Washington, D.C. - Today, Congress approved the $700 billion Wall Street Bailout Bill. Under the Bill, hundreds of billions of dollars will be used to buy toxic assets currently in safes in London, Shanghai, and Riyadh, Saudi Arabia. Bailed out Wall Street firms will use their bail out money to pay million dollars a month salaries, and to even increase them to two million dollars a month. (For details, see paper at BradSherman.house.gov.)

Our economy will not do well in the months to come, and dropping $700 billion on Wall Street is not going to make things much better. But now Wall Street will use the same fear mongering tactics which were used to pass the Bill, in order to justify the bill.
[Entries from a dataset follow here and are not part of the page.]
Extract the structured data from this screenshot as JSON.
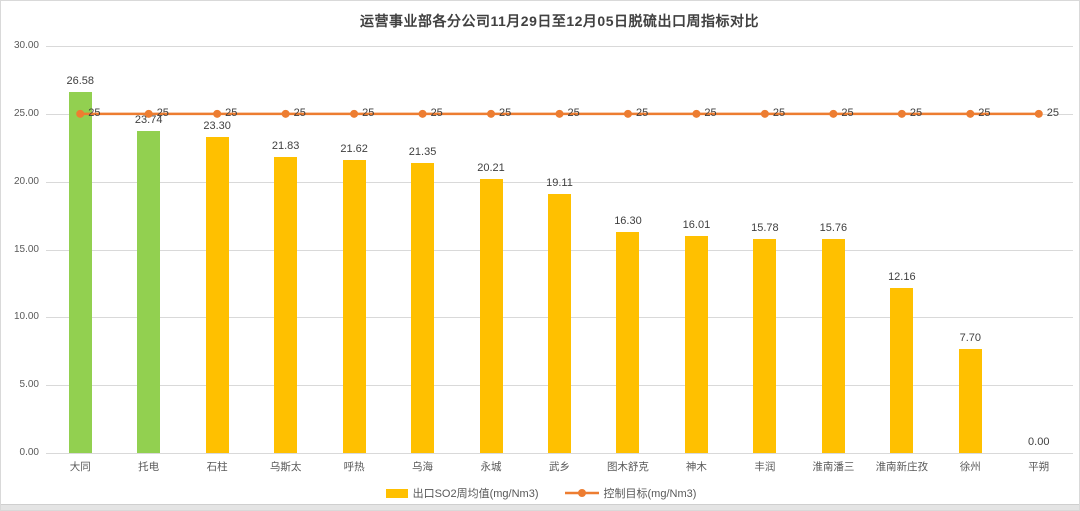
{
  "chart_data": {
    "type": "bar",
    "title": "运营事业部各分公司11月29日至12月05日脱硫出口周指标对比",
    "categories": [
      "大同",
      "托电",
      "石柱",
      "乌斯太",
      "呼热",
      "乌海",
      "永城",
      "武乡",
      "图木舒克",
      "神木",
      "丰润",
      "淮南潘三",
      "淮南新庄孜",
      "徐州",
      "平朔"
    ],
    "series": [
      {
        "name": "出口SO2周均值(mg/Nm3)",
        "type": "bar",
        "values": [
          26.58,
          23.74,
          23.3,
          21.83,
          21.62,
          21.35,
          20.21,
          19.11,
          16.3,
          16.01,
          15.78,
          15.76,
          12.16,
          7.7,
          0.0
        ],
        "point_colors": [
          "#92d050",
          "#92d050",
          "#ffc000",
          "#ffc000",
          "#ffc000",
          "#ffc000",
          "#ffc000",
          "#ffc000",
          "#ffc000",
          "#ffc000",
          "#ffc000",
          "#ffc000",
          "#ffc000",
          "#ffc000",
          "#ffc000"
        ]
      },
      {
        "name": "控制目标(mg/Nm3)",
        "type": "line",
        "values": [
          25,
          25,
          25,
          25,
          25,
          25,
          25,
          25,
          25,
          25,
          25,
          25,
          25,
          25,
          25
        ],
        "point_label": "25",
        "color": "#ed7d31"
      }
    ],
    "xlabel": "",
    "ylabel": "",
    "ylim": [
      0,
      30
    ],
    "ytick_step": 5,
    "ytick_labels": [
      "0.00",
      "5.00",
      "10.00",
      "15.00",
      "20.00",
      "25.00",
      "30.00"
    ],
    "grid": true,
    "legend_position": "bottom"
  },
  "colors": {
    "bar_default": "#ffc000",
    "bar_highlight": "#92d050",
    "line": "#ed7d31",
    "grid": "#d9d9d9",
    "axis_text": "#595959",
    "data_label_text": "#404040",
    "title_text": "#404040",
    "background": "#ffffff",
    "border": "#d9d9d9",
    "bottom_strip": "#e4e4e4"
  }
}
In order to pass the Bill, Wall Street declared that unless they received $700 billion in unmarked bills, the Dow would drop by 4,000 points and blood would flow in the streets. The passage of the Bill will have little positive economic effect, and the fall and winter will be bad times for our economy. But in the coming weeks, Wall Street will justify the Bill by saying that we averted those very same calamities they had predicted during their successful effort to create panic, and pass the Bill.

The worst abuses of the Bill can be minimized if Congress, and especially the press, begins an unprecedented level of ferocious oversight:

We have to make sure that Paulson spends the money and the orderly rate of less than $50 billion month (as he has promised), not at a frantic pace that spends it all by January 20th, 2009.
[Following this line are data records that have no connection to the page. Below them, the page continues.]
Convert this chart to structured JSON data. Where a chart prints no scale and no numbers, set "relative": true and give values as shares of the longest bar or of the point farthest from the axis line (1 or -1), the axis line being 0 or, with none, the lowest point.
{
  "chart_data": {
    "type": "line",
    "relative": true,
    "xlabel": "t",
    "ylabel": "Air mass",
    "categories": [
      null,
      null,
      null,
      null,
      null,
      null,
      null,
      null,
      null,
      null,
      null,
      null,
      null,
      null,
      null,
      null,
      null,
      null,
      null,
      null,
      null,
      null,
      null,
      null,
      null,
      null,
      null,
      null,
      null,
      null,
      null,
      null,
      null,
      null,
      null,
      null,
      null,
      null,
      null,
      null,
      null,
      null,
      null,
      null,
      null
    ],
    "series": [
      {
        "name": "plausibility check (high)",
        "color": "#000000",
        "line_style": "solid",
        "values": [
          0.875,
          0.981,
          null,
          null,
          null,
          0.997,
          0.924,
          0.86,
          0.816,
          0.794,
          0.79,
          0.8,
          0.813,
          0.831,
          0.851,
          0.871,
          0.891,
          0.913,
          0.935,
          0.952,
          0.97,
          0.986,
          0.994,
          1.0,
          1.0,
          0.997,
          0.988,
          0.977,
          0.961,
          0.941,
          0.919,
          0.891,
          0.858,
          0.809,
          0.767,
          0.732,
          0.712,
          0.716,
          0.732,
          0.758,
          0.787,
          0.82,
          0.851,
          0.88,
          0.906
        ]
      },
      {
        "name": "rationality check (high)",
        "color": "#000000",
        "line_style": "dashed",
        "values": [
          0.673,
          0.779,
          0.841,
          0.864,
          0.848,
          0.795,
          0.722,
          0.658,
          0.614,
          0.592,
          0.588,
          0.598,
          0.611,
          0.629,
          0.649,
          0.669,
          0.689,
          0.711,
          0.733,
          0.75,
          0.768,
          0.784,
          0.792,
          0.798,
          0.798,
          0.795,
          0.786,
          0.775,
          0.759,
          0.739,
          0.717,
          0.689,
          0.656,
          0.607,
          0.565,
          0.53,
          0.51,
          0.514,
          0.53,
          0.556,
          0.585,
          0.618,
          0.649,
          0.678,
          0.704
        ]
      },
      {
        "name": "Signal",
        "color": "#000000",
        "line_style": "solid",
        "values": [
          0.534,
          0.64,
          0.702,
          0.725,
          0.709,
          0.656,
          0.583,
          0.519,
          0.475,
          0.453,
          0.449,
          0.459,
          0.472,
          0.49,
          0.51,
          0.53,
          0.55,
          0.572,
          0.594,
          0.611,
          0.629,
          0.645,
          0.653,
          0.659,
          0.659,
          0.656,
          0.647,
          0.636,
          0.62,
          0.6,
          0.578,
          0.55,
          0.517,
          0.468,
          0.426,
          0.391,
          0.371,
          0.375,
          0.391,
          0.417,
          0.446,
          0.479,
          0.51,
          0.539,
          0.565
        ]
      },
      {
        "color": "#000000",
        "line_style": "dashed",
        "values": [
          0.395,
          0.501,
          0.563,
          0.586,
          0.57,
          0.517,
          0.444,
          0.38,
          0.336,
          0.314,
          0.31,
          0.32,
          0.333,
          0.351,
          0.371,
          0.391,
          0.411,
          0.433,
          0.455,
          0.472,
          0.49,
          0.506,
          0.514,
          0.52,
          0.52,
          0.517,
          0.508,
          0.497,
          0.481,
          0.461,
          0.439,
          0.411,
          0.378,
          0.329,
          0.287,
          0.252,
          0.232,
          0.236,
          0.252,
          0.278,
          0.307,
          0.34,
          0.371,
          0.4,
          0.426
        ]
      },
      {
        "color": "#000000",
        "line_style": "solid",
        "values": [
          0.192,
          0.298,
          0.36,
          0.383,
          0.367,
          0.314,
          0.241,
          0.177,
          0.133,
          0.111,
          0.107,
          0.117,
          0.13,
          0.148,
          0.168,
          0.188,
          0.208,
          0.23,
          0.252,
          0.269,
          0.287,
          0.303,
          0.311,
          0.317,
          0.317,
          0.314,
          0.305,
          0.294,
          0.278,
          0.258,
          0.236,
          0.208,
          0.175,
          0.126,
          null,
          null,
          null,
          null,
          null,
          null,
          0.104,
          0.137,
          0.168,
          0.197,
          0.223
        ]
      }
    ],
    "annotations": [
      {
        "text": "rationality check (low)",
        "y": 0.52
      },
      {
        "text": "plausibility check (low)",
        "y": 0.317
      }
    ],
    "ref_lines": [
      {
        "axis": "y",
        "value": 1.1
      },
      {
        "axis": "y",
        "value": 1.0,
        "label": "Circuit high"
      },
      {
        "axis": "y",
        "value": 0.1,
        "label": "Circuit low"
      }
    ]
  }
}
We have to make sure that Paulson treats all financial entities fairly, whether they be firms he likes, or firms he doesn’t like. (It will take incredible investigative journalism to see whether the executives of any bailed-out firms are making secret contributions to Section 527 organizations, which are responsible for a big chunk of today’s political advertising).

When a firm receives a billion dollars in bail-out cash, we must report on which of its executives are receiving that cash in the form of salaries in excess of $1 million a year. (The bill allows unlimited salaries to be paid by bailed-out firms, and does not contain a provision preventing the bail-out cash from being used to pay those salaries.)

Each time a U.S.-headquartered entity sells billions of toxic assets to the Treasury, we must ask whether that U.S. entity is just acting as an intermediary. We must ask whether those toxic assets were in foreign safes on September 20th, 2008. We must be aware of the China two-step (described in a paper at BradSherman.house.gov), in which a foreign investor who made bad business decisions can sell toxic assets to a U.S. entity on Monday, and Paulson can buy those toxic assets with taxpayer dollars on Tuesday.

No one will ever be able to prove that the Bailout Bill helped or hurt our economy during the coming fall and winter. Only two things are certain: the bill will provide hundreds of billions of dollars to investors who made bad decisions and Wall Street executives; and our children and grandchildren will now face a national debt that is hundreds of billions of dollars higher.